There is not the slightest chance to conduct testing on the scale Biden is calling for in an acceptable time before reopening the economy, even with the Abbott Laboratories’ simple test, and Biden and his advisors know that testing on the scale he is calling for is impractical. As we have known all along, we are going to have to live with this disease until the vaccine is developed and distributed. In the meantime, we must reinforce the segregation of immuno-compromised people and continue some restrictions on crowds and the proximity of strangers to each other. The therapies, if they really are helpful, as seems likely, must be generously distributed.

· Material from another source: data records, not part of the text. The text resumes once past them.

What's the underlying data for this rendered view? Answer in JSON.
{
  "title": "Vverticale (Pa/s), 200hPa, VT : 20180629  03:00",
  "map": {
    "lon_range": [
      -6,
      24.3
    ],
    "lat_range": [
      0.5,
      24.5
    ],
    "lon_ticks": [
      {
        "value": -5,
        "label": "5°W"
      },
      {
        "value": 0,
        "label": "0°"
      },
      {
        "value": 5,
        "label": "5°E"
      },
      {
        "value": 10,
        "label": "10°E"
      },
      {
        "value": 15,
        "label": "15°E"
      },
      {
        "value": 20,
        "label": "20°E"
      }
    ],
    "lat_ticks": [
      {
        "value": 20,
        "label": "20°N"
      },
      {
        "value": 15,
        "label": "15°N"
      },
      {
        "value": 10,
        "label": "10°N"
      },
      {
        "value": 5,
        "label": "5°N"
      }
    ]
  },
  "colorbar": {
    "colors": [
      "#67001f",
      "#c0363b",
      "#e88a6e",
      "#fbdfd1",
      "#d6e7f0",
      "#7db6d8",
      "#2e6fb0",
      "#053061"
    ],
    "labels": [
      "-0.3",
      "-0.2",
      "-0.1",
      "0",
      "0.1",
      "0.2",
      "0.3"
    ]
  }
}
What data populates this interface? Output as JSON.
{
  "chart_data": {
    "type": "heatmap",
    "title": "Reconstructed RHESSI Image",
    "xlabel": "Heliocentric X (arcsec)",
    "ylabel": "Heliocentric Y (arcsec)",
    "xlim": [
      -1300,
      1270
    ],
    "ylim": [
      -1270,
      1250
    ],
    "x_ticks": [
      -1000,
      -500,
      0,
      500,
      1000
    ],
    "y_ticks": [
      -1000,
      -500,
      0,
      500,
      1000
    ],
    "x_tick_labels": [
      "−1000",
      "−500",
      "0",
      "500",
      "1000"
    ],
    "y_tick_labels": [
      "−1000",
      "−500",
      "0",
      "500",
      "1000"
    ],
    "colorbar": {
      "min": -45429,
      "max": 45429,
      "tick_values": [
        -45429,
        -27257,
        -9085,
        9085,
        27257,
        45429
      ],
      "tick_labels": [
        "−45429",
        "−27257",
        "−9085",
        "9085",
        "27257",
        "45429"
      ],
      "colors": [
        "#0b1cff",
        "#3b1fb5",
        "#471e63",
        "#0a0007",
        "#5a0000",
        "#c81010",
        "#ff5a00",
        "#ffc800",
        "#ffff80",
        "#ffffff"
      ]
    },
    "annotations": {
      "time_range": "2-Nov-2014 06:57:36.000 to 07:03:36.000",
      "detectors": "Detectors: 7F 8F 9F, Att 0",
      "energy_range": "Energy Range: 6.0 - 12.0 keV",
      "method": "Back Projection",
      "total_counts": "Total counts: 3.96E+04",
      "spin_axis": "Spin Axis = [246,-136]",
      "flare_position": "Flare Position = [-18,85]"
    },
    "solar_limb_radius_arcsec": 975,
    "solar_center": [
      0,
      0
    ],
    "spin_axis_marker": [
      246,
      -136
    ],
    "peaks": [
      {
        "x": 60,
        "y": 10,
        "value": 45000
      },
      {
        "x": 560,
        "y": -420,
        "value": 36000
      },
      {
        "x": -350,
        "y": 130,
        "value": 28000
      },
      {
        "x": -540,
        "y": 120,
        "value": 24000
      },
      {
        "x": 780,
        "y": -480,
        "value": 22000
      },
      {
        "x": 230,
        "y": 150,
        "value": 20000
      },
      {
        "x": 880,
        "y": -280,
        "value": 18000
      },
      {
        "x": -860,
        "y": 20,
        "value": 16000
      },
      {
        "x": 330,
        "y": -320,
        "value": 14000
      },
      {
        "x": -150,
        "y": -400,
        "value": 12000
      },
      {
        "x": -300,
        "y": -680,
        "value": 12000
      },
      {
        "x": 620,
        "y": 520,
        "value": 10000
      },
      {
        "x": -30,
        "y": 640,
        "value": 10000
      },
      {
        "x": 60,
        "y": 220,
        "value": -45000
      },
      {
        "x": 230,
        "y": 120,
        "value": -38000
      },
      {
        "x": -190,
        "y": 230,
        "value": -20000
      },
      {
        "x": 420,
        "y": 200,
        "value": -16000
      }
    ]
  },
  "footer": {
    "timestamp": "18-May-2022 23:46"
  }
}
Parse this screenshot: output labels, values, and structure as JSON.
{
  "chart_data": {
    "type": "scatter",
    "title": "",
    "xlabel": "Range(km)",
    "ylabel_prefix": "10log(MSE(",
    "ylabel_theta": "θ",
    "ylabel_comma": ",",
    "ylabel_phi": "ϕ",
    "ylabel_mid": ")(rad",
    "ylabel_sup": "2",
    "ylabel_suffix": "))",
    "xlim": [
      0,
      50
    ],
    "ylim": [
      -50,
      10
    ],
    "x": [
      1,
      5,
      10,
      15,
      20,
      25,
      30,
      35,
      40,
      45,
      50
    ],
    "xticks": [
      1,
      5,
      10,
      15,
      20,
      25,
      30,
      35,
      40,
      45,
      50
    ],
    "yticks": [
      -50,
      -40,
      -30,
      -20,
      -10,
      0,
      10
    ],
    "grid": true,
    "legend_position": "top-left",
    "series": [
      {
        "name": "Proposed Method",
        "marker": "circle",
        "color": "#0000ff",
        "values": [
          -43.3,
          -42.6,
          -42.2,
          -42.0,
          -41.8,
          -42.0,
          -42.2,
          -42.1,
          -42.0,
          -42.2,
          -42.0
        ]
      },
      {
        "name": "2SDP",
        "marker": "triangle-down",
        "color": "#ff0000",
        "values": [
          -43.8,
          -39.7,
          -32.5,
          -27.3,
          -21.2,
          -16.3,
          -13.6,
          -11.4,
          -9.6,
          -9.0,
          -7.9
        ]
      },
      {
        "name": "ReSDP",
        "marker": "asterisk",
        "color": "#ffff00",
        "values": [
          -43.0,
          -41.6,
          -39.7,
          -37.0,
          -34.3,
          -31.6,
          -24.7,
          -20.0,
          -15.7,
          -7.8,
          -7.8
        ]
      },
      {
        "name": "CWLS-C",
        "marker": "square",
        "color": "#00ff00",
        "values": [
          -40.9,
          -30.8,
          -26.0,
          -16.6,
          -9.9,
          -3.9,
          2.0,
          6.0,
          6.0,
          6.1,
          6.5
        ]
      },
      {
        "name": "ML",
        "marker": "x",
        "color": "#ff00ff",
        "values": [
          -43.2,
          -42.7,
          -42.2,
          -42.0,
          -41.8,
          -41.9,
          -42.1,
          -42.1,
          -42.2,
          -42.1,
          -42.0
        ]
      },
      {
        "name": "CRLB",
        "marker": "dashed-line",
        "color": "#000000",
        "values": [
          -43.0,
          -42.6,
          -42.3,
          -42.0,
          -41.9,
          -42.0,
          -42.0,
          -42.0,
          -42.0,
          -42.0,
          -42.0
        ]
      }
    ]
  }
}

The president must remind the country that though it is often a very nasty affliction, something like 99 percent of people with ordinarily robust immune systems survive the coronavirus. The anti-Trump media cannot be allowed to get away with headlining every single future fatality as tantamount to an act of manslaughter by the president. And he should take a leaf from President Nixon’s “Silent Majority” address of November 3, 1969, when, after outlining his plan to withdraw American forces while maintaining a non-communist government in Saigon and saying that he believed it would succeed, he added: “If it does succeed, what the critics say now won’t matter. If it does not succeed, what I say then won’t matter.”
The country will hope for President Trump’s success—the Democratic leaders may want the pandemic to flare up again, but can’t say so, and the people don’t. If necessary, tighter controls may be reimposed locally from time to time, but the country must get over the cold terror that has been instilled in it.
If the president acts carefully and puts the issues squarely, he will succeed, the economy will recover quickly, and he will be invincible in November. He knows the gravity of what he must do. If he does it right, the exaggerated fears of disaster that will be expressed by his opponents, one more time and for the greatest stakes of all, will not occur.